I must admit that I struggled a little (…), but it was an enjoyable experience…
My goal was to fine-tune it on a specific dataset and deploy it with a demo like this one (of Eleuther.ai): GPT-J Eleuther.ai Demo
but with the stipulation that all tools be free(…)

Steps & Links:

1- Steps

  • I fine-tuned the open source version of GPT-3 (125M), using free google colab version (1 GPU) & Hugging Face
  • I fine-tuned it on a dataset called “Multi-XScience”, here the original repository: Multi-XScience
  • I deployed it using Google “Material Design” (on Anvil): By using Material Design, I created the front-end with a simple drag and drop interface. Then I wrote the front-end logic code in Python (100% web-based: no installation is required).
  • Since Google Colab doesn’t offer persistent running notebooks, I used the Deepnote platform that doesn’t offer GPU but I used my saved model trained(fine-tuned) on Google Colab to run it and connect it to my UI demo(on Google Material Design), and Deepnote platform offers persistent running notebooks for one month (After that, it will be $0.50/hr)…

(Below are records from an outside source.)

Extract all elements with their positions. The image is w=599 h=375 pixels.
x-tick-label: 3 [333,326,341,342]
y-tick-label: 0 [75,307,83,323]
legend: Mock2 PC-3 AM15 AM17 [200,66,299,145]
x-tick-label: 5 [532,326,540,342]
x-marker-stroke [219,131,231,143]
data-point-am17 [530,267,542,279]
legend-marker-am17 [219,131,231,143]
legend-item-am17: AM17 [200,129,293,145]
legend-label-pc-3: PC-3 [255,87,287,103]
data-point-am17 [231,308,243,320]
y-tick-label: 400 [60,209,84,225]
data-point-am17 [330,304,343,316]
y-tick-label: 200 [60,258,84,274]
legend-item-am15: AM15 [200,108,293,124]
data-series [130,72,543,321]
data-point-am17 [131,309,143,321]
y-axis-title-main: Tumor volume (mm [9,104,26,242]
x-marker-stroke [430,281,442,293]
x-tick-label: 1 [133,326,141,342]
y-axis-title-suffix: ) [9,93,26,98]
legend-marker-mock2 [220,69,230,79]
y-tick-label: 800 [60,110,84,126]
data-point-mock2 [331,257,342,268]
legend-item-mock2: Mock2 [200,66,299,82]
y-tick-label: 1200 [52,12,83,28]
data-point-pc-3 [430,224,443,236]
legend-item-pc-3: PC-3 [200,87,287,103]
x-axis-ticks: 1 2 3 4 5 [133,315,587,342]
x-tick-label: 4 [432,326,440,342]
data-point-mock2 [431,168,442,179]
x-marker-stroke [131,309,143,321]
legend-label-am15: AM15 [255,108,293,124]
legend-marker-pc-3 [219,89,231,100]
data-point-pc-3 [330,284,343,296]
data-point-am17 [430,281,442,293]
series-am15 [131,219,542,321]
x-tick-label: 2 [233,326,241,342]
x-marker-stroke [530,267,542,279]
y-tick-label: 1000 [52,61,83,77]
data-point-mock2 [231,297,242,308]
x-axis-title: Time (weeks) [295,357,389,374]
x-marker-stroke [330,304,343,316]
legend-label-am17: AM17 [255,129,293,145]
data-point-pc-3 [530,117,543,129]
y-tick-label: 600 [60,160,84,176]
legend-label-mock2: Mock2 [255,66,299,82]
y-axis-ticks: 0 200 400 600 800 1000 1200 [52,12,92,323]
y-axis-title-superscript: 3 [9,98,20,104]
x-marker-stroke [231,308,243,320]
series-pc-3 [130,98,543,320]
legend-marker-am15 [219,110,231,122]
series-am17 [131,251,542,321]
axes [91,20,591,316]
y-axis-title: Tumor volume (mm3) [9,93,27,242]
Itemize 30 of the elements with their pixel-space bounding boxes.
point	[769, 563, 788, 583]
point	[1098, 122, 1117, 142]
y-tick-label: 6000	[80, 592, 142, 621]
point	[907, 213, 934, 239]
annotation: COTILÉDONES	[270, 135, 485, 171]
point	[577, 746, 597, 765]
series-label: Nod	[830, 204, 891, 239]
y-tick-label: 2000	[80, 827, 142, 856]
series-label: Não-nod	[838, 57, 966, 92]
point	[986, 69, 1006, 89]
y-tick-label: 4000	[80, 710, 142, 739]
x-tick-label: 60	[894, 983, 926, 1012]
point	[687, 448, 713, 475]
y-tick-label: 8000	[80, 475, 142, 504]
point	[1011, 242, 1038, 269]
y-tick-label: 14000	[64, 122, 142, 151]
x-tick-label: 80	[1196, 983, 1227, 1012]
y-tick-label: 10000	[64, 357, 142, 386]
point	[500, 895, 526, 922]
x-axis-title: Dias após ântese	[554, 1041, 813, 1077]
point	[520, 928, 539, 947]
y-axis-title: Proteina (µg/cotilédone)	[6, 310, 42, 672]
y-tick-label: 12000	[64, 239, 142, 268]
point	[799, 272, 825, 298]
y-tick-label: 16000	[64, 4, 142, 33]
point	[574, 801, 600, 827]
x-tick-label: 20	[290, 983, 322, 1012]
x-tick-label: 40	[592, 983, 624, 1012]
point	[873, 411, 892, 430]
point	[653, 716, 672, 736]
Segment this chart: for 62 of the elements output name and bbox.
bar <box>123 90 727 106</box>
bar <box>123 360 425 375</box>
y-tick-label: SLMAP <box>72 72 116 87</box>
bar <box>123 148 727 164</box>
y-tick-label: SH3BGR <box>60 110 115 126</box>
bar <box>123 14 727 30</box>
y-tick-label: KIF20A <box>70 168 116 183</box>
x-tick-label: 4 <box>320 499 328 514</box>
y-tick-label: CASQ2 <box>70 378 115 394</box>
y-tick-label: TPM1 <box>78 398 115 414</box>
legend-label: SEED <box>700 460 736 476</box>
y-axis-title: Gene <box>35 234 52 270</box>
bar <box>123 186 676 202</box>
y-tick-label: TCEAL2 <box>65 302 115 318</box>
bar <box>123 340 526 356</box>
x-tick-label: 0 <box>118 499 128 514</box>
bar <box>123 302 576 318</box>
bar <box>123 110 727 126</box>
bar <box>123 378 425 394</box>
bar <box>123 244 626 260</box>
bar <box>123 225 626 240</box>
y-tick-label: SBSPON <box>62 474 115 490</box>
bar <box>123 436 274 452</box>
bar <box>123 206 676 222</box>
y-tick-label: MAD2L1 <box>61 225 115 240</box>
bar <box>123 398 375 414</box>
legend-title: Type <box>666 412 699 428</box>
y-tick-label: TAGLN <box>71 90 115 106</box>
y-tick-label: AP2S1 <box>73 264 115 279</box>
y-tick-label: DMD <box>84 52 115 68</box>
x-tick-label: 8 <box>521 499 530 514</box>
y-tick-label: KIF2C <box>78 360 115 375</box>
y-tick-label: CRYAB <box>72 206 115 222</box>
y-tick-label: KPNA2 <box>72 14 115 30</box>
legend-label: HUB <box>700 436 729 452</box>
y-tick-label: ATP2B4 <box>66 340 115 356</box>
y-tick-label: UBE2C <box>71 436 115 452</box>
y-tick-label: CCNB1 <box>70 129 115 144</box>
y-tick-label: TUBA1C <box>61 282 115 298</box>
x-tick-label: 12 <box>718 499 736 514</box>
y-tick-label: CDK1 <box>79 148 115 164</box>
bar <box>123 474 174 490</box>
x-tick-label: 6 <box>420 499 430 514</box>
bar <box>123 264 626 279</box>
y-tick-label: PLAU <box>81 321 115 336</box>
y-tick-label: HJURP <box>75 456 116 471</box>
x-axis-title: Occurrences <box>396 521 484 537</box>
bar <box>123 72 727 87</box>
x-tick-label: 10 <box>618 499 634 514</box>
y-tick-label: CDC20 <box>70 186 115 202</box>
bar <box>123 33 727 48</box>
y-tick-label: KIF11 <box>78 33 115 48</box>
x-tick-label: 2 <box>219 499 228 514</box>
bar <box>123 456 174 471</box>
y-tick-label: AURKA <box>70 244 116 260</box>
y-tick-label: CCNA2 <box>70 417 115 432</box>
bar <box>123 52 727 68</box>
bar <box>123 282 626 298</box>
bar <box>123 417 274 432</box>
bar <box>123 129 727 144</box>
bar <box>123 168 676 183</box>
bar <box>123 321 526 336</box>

2- Links to my demo and beyond

3- Algorithms shown in the UI of my demo (Greedy, TOP-P sampling, and Generic Sampling)

  • Greedy algorithm: will continuously predict the next token by selecting the most likely one given the previous one…
  • Generic Sampling algorithm: Like the greedy algorithm, it will continuously predict the next token, but all the tokens have the chance to be selected + adding a Temperature paramater, that is between 0 and 1. The Temperature indicates “how likely we are to select low-probability tokens”. When it is high (close to 1): we don’t add a penalty to low-probability tokens, and when it is low (close to 0): this will turn the entire algorithm into the greedy algorithm. For my demo, I used for the Generic Sampling a temperature = 0.7 (and the algorithm can select from all the possible tokens…): This algorithm is more creativethan the others (but somtimes gives us “gibberish”).
  • TOP-P sampling: It is like Generic sampling but more restrictive: the algorithm will select the next token from the top “P” tokens. For example , when P=3 (the model will select from the 3 top tokens with the highest probability, and all the other tokens won’t be considered… and when P=1 => the algorithm will be equivalent to the greedy algorithm and when P= max number of tokens=> it will be the generic sampling.
    For the TOP-P sampling algorithm in my demo: temperature = 0.5 and P=10

This is cool… and thanks for sharing every detail of execution learned new stuff along the way :slight_smile:

Good stuff! Way to go :+1:

What format is suitable for the training data have when you fine-tuned the model? Is it necessary to form Question and Answering type of data sets, or is the fine-tuning done at an earlier stage?